While the report compiled by the Food and Agriculture Organization, International Fund for Agricultural Development, UN Children's Fund, World Food Programme, and the World Health Organization highlights the “intensification of these major drivers of food insecurity and malnutrition: conflict, climate extremes and economic shocks, combined with growing inequalities,” its focus on statistics is done is a way that pays too little attention to the structural causes of hunger and malnutrition, and the recurrent global food price crisis.
According to SOFI, “the evidence suggests that if governments repurpose the resources to prioritize food consumers, and to incentivize sustainable production, supply and consumption of nutritious foods, they will help make healthy diets less costly and more affordable for all.”
“However, the question is yet again who will get the subsidies to produce and distribute healthy foods: corporations or small-scale food producers? Global supply chains or territorial food markets?” FIAN International policy officer Angelica Castaneda points out.
Existing power imbalances between mighty industry players and local communities are mentioned only marginally. SOFI doesn`t propose profound food systems transformations towards food sovereignty and agroecology.
This year´s SOFI emphasises the need to reallocate limited public resources to reduce the cost of nutritious foods. However, it is the unjust global economic system that has caused these limited public resources and affects particularly the Global South:
"A genuine tranformation of the global food system won’t be possible without systemic changes in the financial and economic systems to stop the accumulation of unsustainable and illegitimate external public debt, including a tax reform”,explains Sofia Monsalve, Secretary General of FIAN International, and continues:“An unconditional cancellation of public external debt is urgently needed to free up immediate resources to re-shape unsustainable food systems. It’s the global economic system that is causing hunger an malnutrition."
As the new layers of global hunger crises triggered by COVID and the war in the Ukraine have shown, food security and malnutrition will not improve until longstanding injustices in the global industrial food system are addressed.
FIAN International’s report, War in Ukraine: Recurring Food Crises Expose Systemic Fragility, sheds light on the main causes of hunger and malnutrition, including reliance on global value chains, marginalisation of local food production and repeated food price volatility caused by growing corporate concentration in food value chains, financialization, speculation practices and lack of market regulation.”
The Covid-19 pandemic was already a wake-up call and the effects of the war in Ukraine are further demonstrating the vulnerablility of global supply chains to shocks such as these. The highly concentrated global division of food production undermines local and national food sovereignty and reduces resilience in times of crisis, as stated in the FIAN report.
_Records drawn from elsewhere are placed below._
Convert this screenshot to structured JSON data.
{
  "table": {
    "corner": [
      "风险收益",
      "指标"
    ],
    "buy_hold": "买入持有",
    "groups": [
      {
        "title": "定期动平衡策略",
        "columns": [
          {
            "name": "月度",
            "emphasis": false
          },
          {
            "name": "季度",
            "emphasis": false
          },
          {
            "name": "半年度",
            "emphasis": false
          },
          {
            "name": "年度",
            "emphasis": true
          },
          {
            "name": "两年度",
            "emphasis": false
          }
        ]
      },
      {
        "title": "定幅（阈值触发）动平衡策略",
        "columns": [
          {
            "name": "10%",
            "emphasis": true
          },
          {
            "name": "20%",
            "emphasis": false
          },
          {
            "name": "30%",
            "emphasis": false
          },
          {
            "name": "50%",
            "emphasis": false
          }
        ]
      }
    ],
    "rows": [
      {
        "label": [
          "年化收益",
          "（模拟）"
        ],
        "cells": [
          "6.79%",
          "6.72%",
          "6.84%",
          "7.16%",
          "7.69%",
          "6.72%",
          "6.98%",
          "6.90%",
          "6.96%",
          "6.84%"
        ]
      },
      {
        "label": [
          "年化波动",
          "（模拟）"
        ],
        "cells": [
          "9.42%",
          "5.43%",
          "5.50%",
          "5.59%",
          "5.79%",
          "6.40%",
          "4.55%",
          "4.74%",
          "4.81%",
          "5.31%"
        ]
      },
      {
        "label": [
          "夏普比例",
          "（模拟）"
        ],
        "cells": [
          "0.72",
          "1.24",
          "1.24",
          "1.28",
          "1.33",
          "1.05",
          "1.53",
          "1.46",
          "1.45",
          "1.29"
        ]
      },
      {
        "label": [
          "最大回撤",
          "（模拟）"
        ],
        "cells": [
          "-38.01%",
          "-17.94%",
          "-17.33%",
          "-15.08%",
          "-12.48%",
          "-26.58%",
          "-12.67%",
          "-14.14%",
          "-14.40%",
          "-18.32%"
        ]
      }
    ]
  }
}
“Despite this, once again the authors of the SOFI report have failed to discuss the role of the industrial food system in causing hunger and malnutrition.” Monsalve points out. "Instead, the report continues to propose contentious solutions for food systems transformation centered on technology and the integration of small-scale producers into global value chains. Agroecology remains absent from the report’s recommendations for food systems transformation."
“This will further entrench corporate dominance over food systems and undermine efforts around the world geared towards real transformation based on diversified, local small-scale food production and agroecology”, FIAN’s Secretary General concludes.